Ivans are playing cards.
Mileses, including Solvei, are debating the wisdom of borrowing another strategy game from Bar; Mark, a voice of caution, does not know what will happen if all of them (Solvei, Mial, Miles, Milo, Stalas) all start screaming at each other in twenty directions.
And -
"I haven't ever seen one and I last heard about them when I was twelve, so I really couldn't tell you."
How do you think your various biologically interesting alts would react to requests for samples?
Stalas is looking troubled. When no one else immediately volunteers the question, he asks, "What are malice things exactly?"
"...Hard to explain, some of them," she says. "They steal the ground out of things, either slowly just by being near them or fast by tearing it out on purpose. Ground-ripped alive stuff dies. Ground-ripped dead stuff loses colour and structure and crumbles into grey dust. Somewhere that a malice has been, if they stayed long enough, we call it 'blighted' - things have had so much ground pulled out of them that nothing's alive anymore, and just standing in the middle of a bad blight patch can make you sick. There's a place called the Western Levels that's blighted so bad, if you throw a rock in and wait, it'll fall apart."
"Anyway, that's only what they do just existing and staying alive," says Sable. "What they try to accomplish - or seem like they're trying to accomplish - isn't great either; they... sort of try to be mage-kings. By mind-slaving anyone in reach and making war on everyone else."
"They can - with animals, and people who don't have groundsense, or don't have it strong enough - take over your mind and make you do whatever they want.

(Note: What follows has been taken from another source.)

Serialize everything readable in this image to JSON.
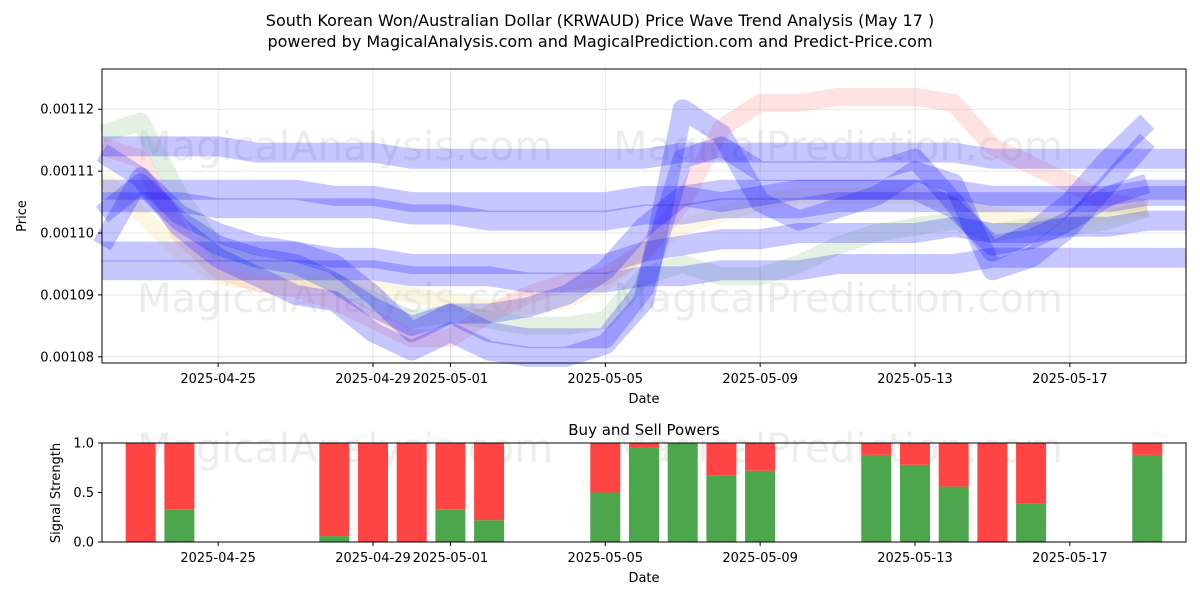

It's one of the worst things a malice can do, because mind-slaved people remember afterward, if they're rescued - and sometimes you can't rescue them, you have to kill them before they kill you. My parents invented ground-shields that you can put on a person and then no kind of groundwork can touch them, not mind-slaving or ground-ripping but not healing either, and now that there's those, farmers can help in malice battles without getting mind-slaved."
"Sort of. They don't - the way they work is, a Lakewalker who knows how has to make the shield, right on the person - usually with something like a walnut on a string, that's the kind my father made first - and if they take it off it breaks and won't work again without another Lakewalker fixing it. So it's not a matter of everybody in the world getting a walnut and then you're done. And there aren't near enough Lakewalkers to go around fixing everybody's walnuts all the time if everybody had one. But for farmers near a malice breakout, if there's a spare maker to whip up a shield for them, it means they have options besides run away or get maliced."

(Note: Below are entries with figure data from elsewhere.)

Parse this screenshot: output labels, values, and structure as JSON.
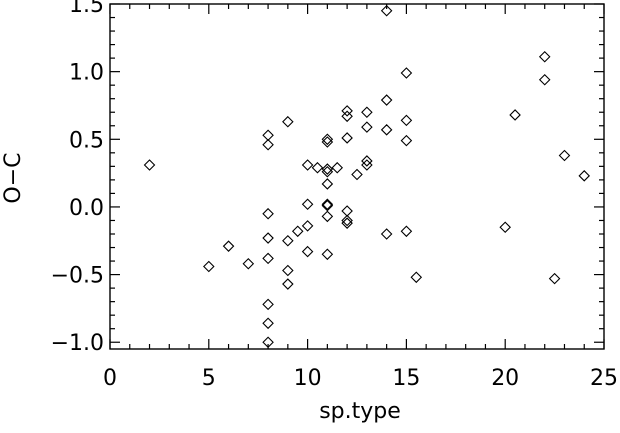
{
  "chart_data": {
    "type": "scatter",
    "title": "",
    "xlabel": "sp.type",
    "ylabel": "O−C",
    "xlim": [
      0,
      25
    ],
    "ylim": [
      -1.05,
      1.5
    ],
    "grid": false,
    "legend": "none",
    "marker": "diamond",
    "marker_color": "#000000",
    "x_ticks": [
      {
        "value": 0,
        "label": "0"
      },
      {
        "value": 5,
        "label": "5"
      },
      {
        "value": 10,
        "label": "10"
      },
      {
        "value": 15,
        "label": "15"
      },
      {
        "value": 20,
        "label": "20"
      },
      {
        "value": 25,
        "label": "25"
      }
    ],
    "x_minor_step": 1,
    "y_ticks": [
      {
        "value": -1.0,
        "label": "−1.0"
      },
      {
        "value": -0.5,
        "label": "−0.5"
      },
      {
        "value": 0.0,
        "label": "0.0"
      },
      {
        "value": 0.5,
        "label": "0.5"
      },
      {
        "value": 1.0,
        "label": "1.0"
      },
      {
        "value": 1.5,
        "label": "1.5"
      }
    ],
    "y_minor_step": 0.1,
    "series": [
      {
        "points": [
          [
            2,
            0.31
          ],
          [
            5,
            -0.44
          ],
          [
            6,
            -0.29
          ],
          [
            7,
            -0.42
          ],
          [
            8,
            0.53
          ],
          [
            8,
            0.46
          ],
          [
            8,
            -0.05
          ],
          [
            8,
            -0.23
          ],
          [
            8,
            -0.38
          ],
          [
            8,
            -0.72
          ],
          [
            8,
            -0.86
          ],
          [
            8,
            -1.0
          ],
          [
            9,
            0.63
          ],
          [
            9,
            -0.25
          ],
          [
            9,
            -0.47
          ],
          [
            9,
            -0.57
          ],
          [
            9.5,
            -0.18
          ],
          [
            10,
            0.31
          ],
          [
            10,
            0.02
          ],
          [
            10,
            -0.14
          ],
          [
            10,
            -0.33
          ],
          [
            10.5,
            0.29
          ],
          [
            11,
            0.5
          ],
          [
            11,
            0.48
          ],
          [
            11,
            0.28
          ],
          [
            11,
            0.26
          ],
          [
            11,
            0.17
          ],
          [
            11,
            0.02
          ],
          [
            11,
            0.01
          ],
          [
            11,
            -0.07
          ],
          [
            11,
            -0.35
          ],
          [
            11.5,
            0.29
          ],
          [
            12,
            0.71
          ],
          [
            12,
            0.67
          ],
          [
            12,
            0.51
          ],
          [
            12,
            -0.03
          ],
          [
            12,
            -0.1
          ],
          [
            12,
            -0.12
          ],
          [
            12.5,
            0.24
          ],
          [
            13,
            0.7
          ],
          [
            13,
            0.59
          ],
          [
            13,
            0.34
          ],
          [
            13,
            0.31
          ],
          [
            14,
            1.45
          ],
          [
            14,
            0.79
          ],
          [
            14,
            0.57
          ],
          [
            14,
            -0.2
          ],
          [
            15,
            0.99
          ],
          [
            15,
            0.64
          ],
          [
            15,
            0.49
          ],
          [
            15,
            -0.18
          ],
          [
            15.5,
            -0.52
          ],
          [
            20,
            -0.15
          ],
          [
            20.5,
            0.68
          ],
          [
            22,
            1.11
          ],
          [
            22,
            0.94
          ],
          [
            22.5,
            -0.53
          ],
          [
            23,
            0.38
          ],
          [
            24,
            0.23
          ]
        ]
      }
    ]
  }
}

"On what might astonishingly be a happier topic, do you have your own variant on the fairy curse or substitute therefor?"
"For some reason, all Mileses have some sort of painful and inconvenient health problem. Fragile bones, a tendency to bruise, whatever. In worlds where fairy curses are a possible phenomenon, it can manifest as a fairy curse."
"Oh. Yeah. I have a - ground injury. It hurts to do most things with my groundsense. But then Terraria happened and now it's much better."
"Terraria has a lot of really weird magic," she says. "A lot of it is horrible monsters that try to kill you, but some of it is useful things like heart candies, which are candies that you eat them and they make you unnaturally healthy."
"It is! I actually have some with me, is there anyone here who could really use some unnatural health?"
"I mean, if you have infinity of it to go around I won't turn you down but I'm planning to move out of my organic body and into a shiny rock and I'm not sure how much good it will do me after that..."
"I'm sort of curious what good it could possibly do me, but if you don't have it to spare for experiments I will do without."